Третий абзац связан с предыдущим тематически и структурно, так как в нем дана авторская расшифровка понятия "эффект гонга". Сатирическое разоблачение бессмысленности тупого следования рекламному буму достигает своей высшей точки: автор находит эффективный прием для этого. Изменившиеся (под влиянием рекламы) понятия о стиле, линиях и т. д. становятся реально ощутимыми - все эти версальские, итальянские, северные модели, которые мелькают перед читателем, способные свести с ума человека, поддавшегося рекламным уговорам и не различающего границ возможного и невозможного, доступного и недоступного. И Тереса настолько изменилась, что иногда целый день не снимает тренировочный костюм, потому что "не все ли равно уже?"

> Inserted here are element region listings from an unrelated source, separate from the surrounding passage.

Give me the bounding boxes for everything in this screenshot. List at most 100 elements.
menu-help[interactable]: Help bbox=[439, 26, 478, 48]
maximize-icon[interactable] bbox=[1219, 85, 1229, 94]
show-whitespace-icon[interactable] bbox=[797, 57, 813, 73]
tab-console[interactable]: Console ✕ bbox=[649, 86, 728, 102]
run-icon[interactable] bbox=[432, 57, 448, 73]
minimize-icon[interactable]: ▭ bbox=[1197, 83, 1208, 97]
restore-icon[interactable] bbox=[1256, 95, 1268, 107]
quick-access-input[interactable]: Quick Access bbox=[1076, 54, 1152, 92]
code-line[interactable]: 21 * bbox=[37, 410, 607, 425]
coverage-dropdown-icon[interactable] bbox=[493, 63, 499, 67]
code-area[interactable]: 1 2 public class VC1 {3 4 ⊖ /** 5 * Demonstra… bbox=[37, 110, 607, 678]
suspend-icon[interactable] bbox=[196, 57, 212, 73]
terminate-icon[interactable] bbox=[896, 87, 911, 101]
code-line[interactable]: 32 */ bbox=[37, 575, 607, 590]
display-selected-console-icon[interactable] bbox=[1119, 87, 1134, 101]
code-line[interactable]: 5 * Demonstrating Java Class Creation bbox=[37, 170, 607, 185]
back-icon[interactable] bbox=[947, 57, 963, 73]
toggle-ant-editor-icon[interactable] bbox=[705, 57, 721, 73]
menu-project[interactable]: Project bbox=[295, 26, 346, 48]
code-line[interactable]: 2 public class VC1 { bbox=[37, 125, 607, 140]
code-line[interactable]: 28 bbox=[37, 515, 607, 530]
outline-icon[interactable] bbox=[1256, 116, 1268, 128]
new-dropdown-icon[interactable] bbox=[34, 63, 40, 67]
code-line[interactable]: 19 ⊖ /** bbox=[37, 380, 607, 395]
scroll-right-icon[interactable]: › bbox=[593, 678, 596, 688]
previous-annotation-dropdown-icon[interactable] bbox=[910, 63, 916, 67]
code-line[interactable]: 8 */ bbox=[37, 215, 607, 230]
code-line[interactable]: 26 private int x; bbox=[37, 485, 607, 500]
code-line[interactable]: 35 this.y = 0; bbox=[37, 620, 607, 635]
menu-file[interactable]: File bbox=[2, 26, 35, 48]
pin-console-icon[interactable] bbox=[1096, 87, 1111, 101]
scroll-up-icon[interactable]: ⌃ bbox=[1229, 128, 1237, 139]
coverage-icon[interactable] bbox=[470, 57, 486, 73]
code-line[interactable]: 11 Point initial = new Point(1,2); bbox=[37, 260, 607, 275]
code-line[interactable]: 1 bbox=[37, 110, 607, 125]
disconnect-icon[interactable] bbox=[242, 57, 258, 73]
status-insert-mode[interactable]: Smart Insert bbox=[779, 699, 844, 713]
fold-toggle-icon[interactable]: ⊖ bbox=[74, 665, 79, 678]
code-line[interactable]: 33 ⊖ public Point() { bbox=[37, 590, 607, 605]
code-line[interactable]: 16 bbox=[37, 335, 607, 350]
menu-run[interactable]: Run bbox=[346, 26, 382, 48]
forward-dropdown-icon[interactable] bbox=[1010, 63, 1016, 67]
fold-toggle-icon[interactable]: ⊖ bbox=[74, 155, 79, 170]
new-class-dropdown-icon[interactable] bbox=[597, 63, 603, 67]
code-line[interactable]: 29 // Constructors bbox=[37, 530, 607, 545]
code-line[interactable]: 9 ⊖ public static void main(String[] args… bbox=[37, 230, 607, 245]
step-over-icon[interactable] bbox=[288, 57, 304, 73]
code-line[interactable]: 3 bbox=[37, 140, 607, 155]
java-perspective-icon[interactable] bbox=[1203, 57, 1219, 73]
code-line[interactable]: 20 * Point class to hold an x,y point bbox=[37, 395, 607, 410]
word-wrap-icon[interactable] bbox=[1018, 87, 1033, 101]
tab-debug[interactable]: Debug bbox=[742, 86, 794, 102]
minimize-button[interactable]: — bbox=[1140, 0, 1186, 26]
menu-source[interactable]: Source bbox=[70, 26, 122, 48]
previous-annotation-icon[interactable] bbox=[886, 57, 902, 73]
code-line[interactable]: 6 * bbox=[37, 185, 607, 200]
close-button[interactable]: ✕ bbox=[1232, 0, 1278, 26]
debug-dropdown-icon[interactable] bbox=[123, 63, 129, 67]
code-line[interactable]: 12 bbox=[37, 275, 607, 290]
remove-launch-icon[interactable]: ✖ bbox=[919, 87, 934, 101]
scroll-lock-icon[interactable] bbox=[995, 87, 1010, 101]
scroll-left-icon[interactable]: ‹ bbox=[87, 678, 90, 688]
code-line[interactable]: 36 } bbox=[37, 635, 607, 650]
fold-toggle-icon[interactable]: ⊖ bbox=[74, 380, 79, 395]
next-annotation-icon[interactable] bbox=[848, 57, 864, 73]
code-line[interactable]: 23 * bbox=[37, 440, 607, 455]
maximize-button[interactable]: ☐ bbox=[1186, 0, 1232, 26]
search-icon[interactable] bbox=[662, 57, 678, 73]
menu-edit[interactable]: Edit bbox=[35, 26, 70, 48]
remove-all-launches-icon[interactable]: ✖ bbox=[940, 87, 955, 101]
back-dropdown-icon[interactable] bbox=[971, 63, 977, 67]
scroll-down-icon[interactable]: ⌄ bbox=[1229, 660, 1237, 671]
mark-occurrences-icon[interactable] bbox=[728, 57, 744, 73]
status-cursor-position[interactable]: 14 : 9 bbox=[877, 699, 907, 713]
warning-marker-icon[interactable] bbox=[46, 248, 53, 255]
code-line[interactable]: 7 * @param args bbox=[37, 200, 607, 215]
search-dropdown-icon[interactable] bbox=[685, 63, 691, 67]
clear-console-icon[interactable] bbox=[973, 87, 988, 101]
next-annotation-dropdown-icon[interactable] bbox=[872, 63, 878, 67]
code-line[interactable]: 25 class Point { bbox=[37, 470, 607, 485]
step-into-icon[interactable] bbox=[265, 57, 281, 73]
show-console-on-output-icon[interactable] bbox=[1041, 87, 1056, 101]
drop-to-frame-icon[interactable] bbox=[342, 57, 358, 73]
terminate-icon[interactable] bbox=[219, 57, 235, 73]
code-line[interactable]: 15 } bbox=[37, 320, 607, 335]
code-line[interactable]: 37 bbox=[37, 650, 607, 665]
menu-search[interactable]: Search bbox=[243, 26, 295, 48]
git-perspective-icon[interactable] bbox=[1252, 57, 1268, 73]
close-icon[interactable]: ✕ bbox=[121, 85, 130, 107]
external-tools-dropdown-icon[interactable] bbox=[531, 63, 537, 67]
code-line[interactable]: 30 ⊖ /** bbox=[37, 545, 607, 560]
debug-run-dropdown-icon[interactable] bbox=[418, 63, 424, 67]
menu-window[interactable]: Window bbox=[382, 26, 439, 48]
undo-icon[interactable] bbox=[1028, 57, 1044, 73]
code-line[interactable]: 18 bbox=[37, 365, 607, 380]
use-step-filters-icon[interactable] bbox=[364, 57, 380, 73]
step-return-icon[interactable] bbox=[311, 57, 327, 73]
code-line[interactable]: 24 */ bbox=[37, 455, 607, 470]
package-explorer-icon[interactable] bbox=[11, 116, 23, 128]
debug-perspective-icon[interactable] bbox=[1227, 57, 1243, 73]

В четвертом абзаце авторское членение текста не совпадает с прозаической строфой. Синтаксический рисунок абзаца передает беспорядочно бегущие мысли: несобственно-прямая речь, косвенная речь, безличные предложения, прямая речь брата Тересы в форме внутреннего диалога. Все это вместилось в один абзац, семантическая многоплановость которого призвана еще больше усилить впечатление от предыдущего абзаца: человек уже не только не замечает своих внешних изменений, но и не владеет своими мыслями.

И именно здесь автор повторяет заголовок, причем форма восклицательного предложения ("Ну и пантеон себе устроили!") в контексте хотя и соотносится с заголовком, по силе воздействия и осмысления самого явления уступает констатации факта - "Крах пантеонов".

В пятом абзаце из потока информации с помощью парцелляции выделяется главная мысль, за которой незримо стоит автор. Незримо - потому что внутренняя речь героя дана в авторской интерпретации: ".то, что он мало говорил, было оттого, что он человек с головой. Человек мыслящий, как сказала бы Тереса".

"Как сказала бы Тереса." Автор подключился к мыслям своего героя, и это сразу придало сатирическому образу объемность и убедительность. Прием речевого разоблачения (в данном случае - через внутренний монолог) автор использует в организации лингвистического подтекста. В общей структуре подтекста прием контраста, лежащий и в основе всех предыдущих высказываний, предполагает появление оппозиции: человек мыслящий - человек немыслящий, глупый.

Как видим, сама композиция (в том понимании, как это дано в теоретической части) становится выразительной, обладает "неотразимой силой воздействия" и готовит читателя к выводам. Но цель такого использования возможностей композиции состоит еще и в создании у читателя так называемого эффекта самостоятельных выводов. На самом же деле автор незаметно (с помощью хорошо организованного подтекста) привел его к этим выводам (в данном случае о том, что герой глуп).

В анализируемом тексте Л. Гойтисоло мы попытались выявить наиболее важные звенья организации подтекста. Одно из них - последняя фраза (абзац), так называемая концовка. Тереса всегда думала, что муж ее - мыслящий человек, но постепенно утвердилась во мнении, что "он был глуп". Глупый человек стал жертвой рекламного бума, одурманивания, и семейный пантеон, как дом, построенный на песке, рухнул.